Eigentlich sollte man meinen, dass ein Stück über eine zum Scheitern verurteilte Paarbeziehung zweiter ungleicher Partner, wie August Strindberg sie 1888 in seinem "naturalistischen Trauerspiel" "Fräulein Julie" darstellte, etwas sei, bei dem wir uns 130 Jahre später entspannt zurücklehnen und beobachten können, wie unsere Altvorderen sich damals damit abarbeiteten. Eigentlich gibt es ja auch solch ein Verhältnis wie das des adeligen Fräuleins, das im Hauptberuf höhere Tochter ist, zu Jean, dem Knecht des Hauses, hat, in unseren Zeiten so auch nicht mehr. Doch haben es Torsten Fischer, Herbert Schäfer und die Darstellerin der Julie, Judith Rosmair, geschafft, Strindbergs Text in einer Unmittelbarkeit ins Heutige zu transponieren, die verblüfft.
In ihrer Fassung, die sie für das Renaissancetheater Berlin geschaffen haben und die jetzt nach einigen coronabedingten vergeblichen Anläufen beim Theaterring gastierte, weicht die damalige Skandalgeschichte an die Peripherie zurück. Die adelige Julie, die am Anfang mit ihrer Reitpeitsche Macht und Überlegenheit demonstriert, verführt den zunächst zurückhaltenden, aber dann von ihren sexuellen Avancen immer mutiger werdenden Domestiken ihres mächtigen Vaters. Doch der Liebesakt bringt ihr ebenso wenig die Befriedigung wie Jean. Nach der Liebesnacht beschimpft er sie, weist sie zurück, erkennt jedoch als große Chance für seinen gesellschaftlichen Aufstieg, sollte aus der Liaison etwas werden. Julie hat alles aufs Spiel gesetzt und nichts gewonnen, weshalb sie sich (in vielen Aufführungen) am Ende erschießt. Ihr ist der Weg zurück in ihre Gesellschaft nach ihrem Fehltritt versagt. Ein trauriges Frauenschicksal scheint dem kurzen Glück zu folgen, wie das schon so oft dargestellt wurde.

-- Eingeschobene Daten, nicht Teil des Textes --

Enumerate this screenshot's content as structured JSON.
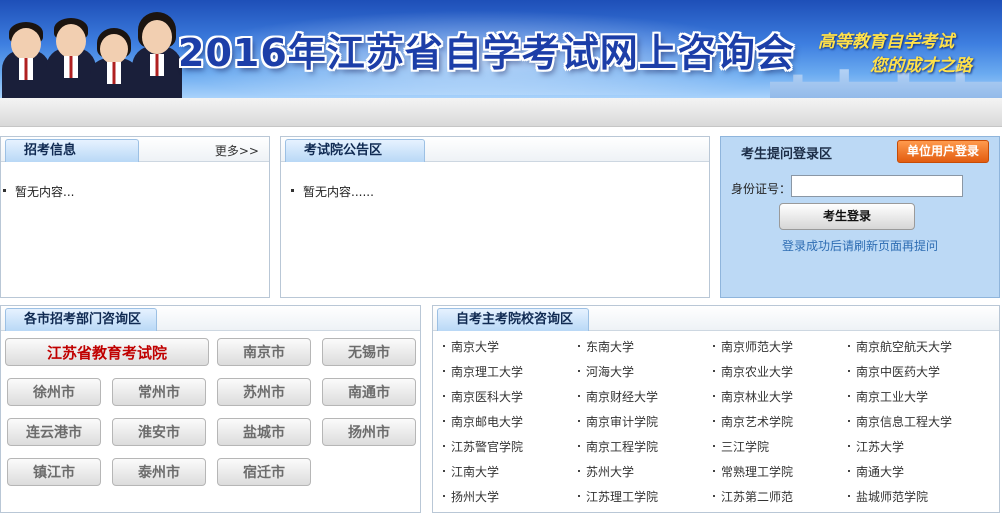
{
  "banner": {
    "title": "2016年江苏省自学考试网上咨询会",
    "slogan_line1": "高等教育自学考试",
    "slogan_line2": "您的成才之路"
  },
  "recruit": {
    "title": "招考信息",
    "more": "更多>>",
    "empty": "暂无内容..."
  },
  "notice": {
    "title": "考试院公告区",
    "empty": "暂无内容......"
  },
  "login": {
    "title": "考生提问登录区",
    "unit_button": "单位用户登录",
    "id_label": "身份证号：",
    "id_value": "",
    "login_button": "考生登录",
    "hint": "登录成功后请刷新页面再提问"
  },
  "cities": {
    "title": "各市招考部门咨询区",
    "items": [
      "江苏省教育考试院",
      "南京市",
      "无锡市",
      "徐州市",
      "常州市",
      "苏州市",
      "南通市",
      "连云港市",
      "淮安市",
      "盐城市",
      "扬州市",
      "镇江市",
      "泰州市",
      "宿迁市"
    ]
  },
  "universities": {
    "title": "自考主考院校咨询区",
    "items": [
      "南京大学",
      "东南大学",
      "南京师范大学",
      "南京航空航天大学",
      "南京理工大学",
      "河海大学",
      "南京农业大学",
      "南京中医药大学",
      "南京医科大学",
      "南京财经大学",
      "南京林业大学",
      "南京工业大学",
      "南京邮电大学",
      "南京审计学院",
      "南京艺术学院",
      "南京信息工程大学",
      "江苏警官学院",
      "南京工程学院",
      "三江学院",
      "江苏大学",
      "江南大学",
      "苏州大学",
      "常熟理工学院",
      "南通大学",
      "扬州大学",
      "江苏理工学院",
      "江苏第二师范",
      "盐城师范学院"
    ]
  }
}
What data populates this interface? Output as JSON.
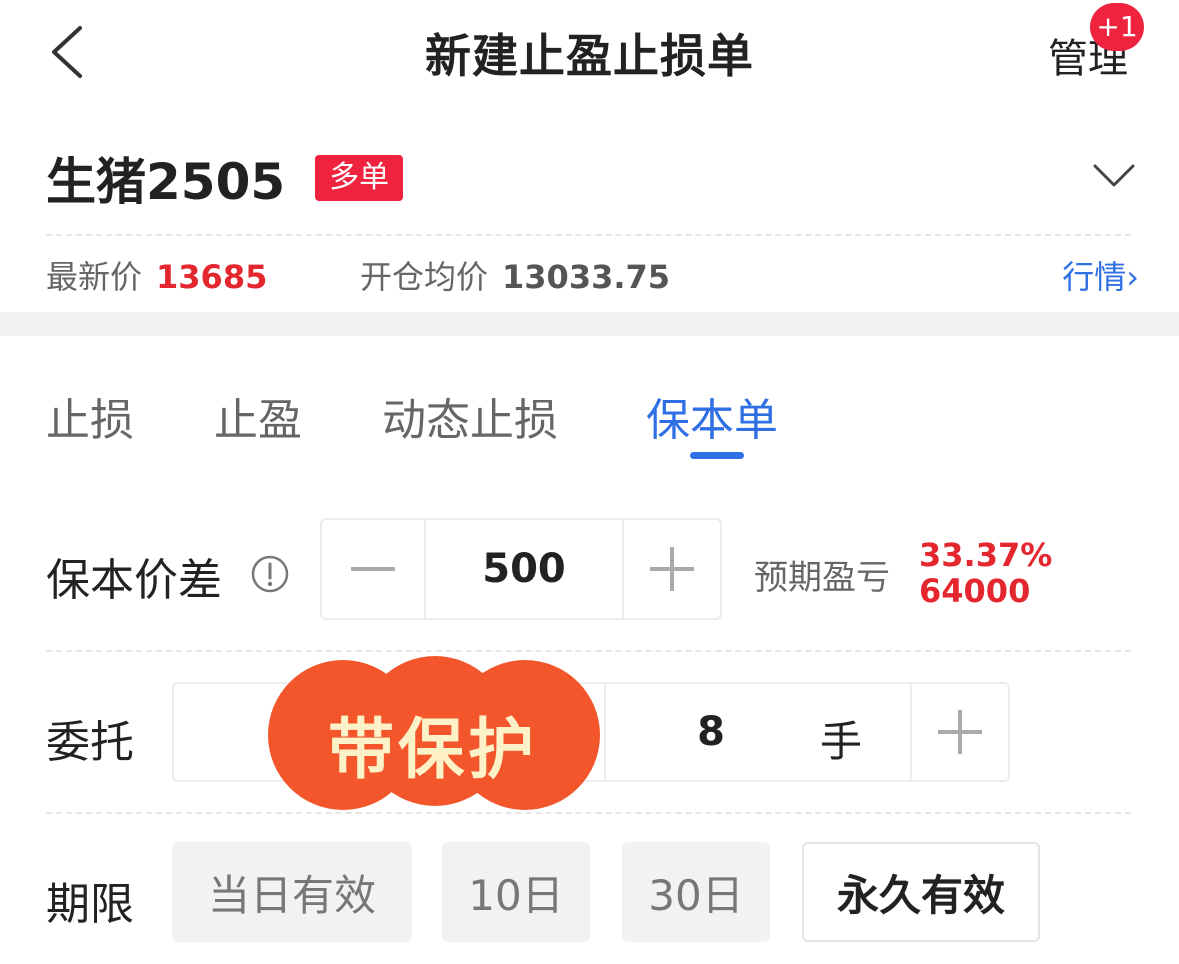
{
  "header": {
    "title": "新建止盈止损单",
    "manage_label": "管理",
    "badge": "+1"
  },
  "contract": {
    "name": "生猪2505",
    "side_tag": "多单"
  },
  "prices": {
    "last_label": "最新价",
    "last_value": "13685",
    "avg_label": "开仓均价",
    "avg_value": "13033.75",
    "market_link": "行情›"
  },
  "tabs": [
    {
      "label": "止损"
    },
    {
      "label": "止盈"
    },
    {
      "label": "动态止损"
    },
    {
      "label": "保本单",
      "active": true
    }
  ],
  "breakeven": {
    "label": "保本价差",
    "value": "500",
    "expect_label": "预期盈亏",
    "expect_pct": "33.37%",
    "expect_value": "64000"
  },
  "order": {
    "label": "委托",
    "lots": "8",
    "unit": "手"
  },
  "promo": {
    "text": "带保护"
  },
  "expiry": {
    "label": "期限",
    "options": [
      "当日有效",
      "10日",
      "30日",
      "永久有效"
    ],
    "selected": "永久有效"
  },
  "colors": {
    "accent_blue": "#2f6fe4",
    "red": "#e4262f",
    "badge_red": "#f0233f",
    "promo_orange": "#f2562a"
  }
}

Was die Bearbeiter vom Renaissancetheater ist aber etwas Anderes. Es ist die packende Darstellung eines Geschlechterkampfes, dessen Intensität sich das Publikum nicht entziehen konnte. Wie auf einem Seziertisch werden die einzelnen Anschuldigungen, Beleidigungen , Bösartigkeiten beider fast gleichwertiger Protagonisten ausgestellt. Man folgt dem Schlagabtausch gespannt, kann sich plötzlich nicht vorstellen, wie das Ganze enden soll. Beide halten die Pistole in Händen, doch zum erlösenden Schuss kommt es nicht. Vielmehr wird deutlich, dass diese beiden aus ihrer Verstrickung nicht herauskommen werden, dass sie gefangen sind in dem, was sie da entfacht haben. Strindbergs Ehehöllen, wie man sie in seinen anderen Stücken antrifft, scheinen sehr nahe zu sein. In der Bearbeitung der Berliner wird zum Schluss der Anfang wiederholt: Jean bewundert Julies Tanz und es geht weiter. Eine absolut packende neue Lesart einer alten Geschichte, die uns dadurch sehr viel näherkommt als der Fehltritt einer jungen Adeligen beim Mittsommernachtsfest!
Torsten Fischers Regie zwang die beiden Darsteller in ihrer kühlen hermetischen Welt ständig zu Bewegung in einem faszinierenden und sie ständig fordernden Raum. Die beiden Ausstatter Herbert Schäfer und Vasilis Triantafillopoulos hatten zwei bühnenportalhohe Wände mit schlosskonformem cremefarbenem Schleiflackanstrich und einfachen Zierleisten schräg auf einen Durchgang rechts hinten gebaut. Von den vorne angefügten, fast mannshohen Simsen mit spiegelnder Edelstahlverkleidung gingen zwei mächtige Türen ins Innere. Mit viel Mühe mussten die beiden Protagonisten sich zu denen hochstemmen. Hinter der linken Tür wurde die Küche von Christine, Jeans Partnerin aus dem Dienstbotenbereich, suggeriert, deren Rolle sehr geschickt gestrichen war, da er nur durch die Tür mit ihr sprechen konnte. Durch die ständige Bewegung auf den verschiedenen Ebenen gab es in diesem Zweipersonendialog keine Ruhepunkte, waren die Zuschauer ständig zum Mitschauen, Beobachten gefordert. Ganz besonders reizvoll wurde das durch die raffinierte Beleuchtung Gerd Littaus, denn die beiden Akteure schienen mit ihren eigenen Schattenbildern zu tanzen.
So war die Bühne trotz ihrer Kargheit ein ständig bewegter, vibrierender, immer perfekt ausgeleuchteter Raum für die beiden Akteure, die fast ständig ihre Positionen veränderten. Dominique Horwitz war in dieser Inszenierung nur scheinbar der Selbstbewusste, Ruhige, sich seiner männlichen Machtposition Bewusste. Mit differenzierter Körpersprache zeigte er Jeans Überwältigung durch Julies Ausstrahlung ebenso wie ihre verblüffenden Outfits, aber auch dass er diese "verrückte Frau", wie er sie nennt, überhaupt nicht einschätzen kann und er von ihr deshalb nicht wird loslassen können.
Judith Rosmair changierte zwischen der verwöhnten, im wirklichen Leben orientierungsunfähigen, eigentlich nur in ihrem Geliebtwerdenwollen sicheren, ebenso nervigen wie faszinierenden jungen Frau. Sie war das grazile, wendige Zentrum des Geschehens, um das Horwitz wie ein Tanzbär kreiste.
Die Berliner Truppe präsentierte dem Publikum des Bad Kissinger Theaterrings eine selten so gesehene rundum stimmige und in allen Konsequenzen durchdachte Aufführung und zauberte aus dem alten Stück Strindbergs eine raffiniert ausgetüftelte Sicht auf die Absurditäten, Untiefen, aber auch mitreißenden Aspekte des komplizierten Paarungstanzes der menschlichen Spezies. Das Kissinger Publikum folgte der Performance fast atemlos und dankte der Truppe mit sehr ausgiebigem Applaus.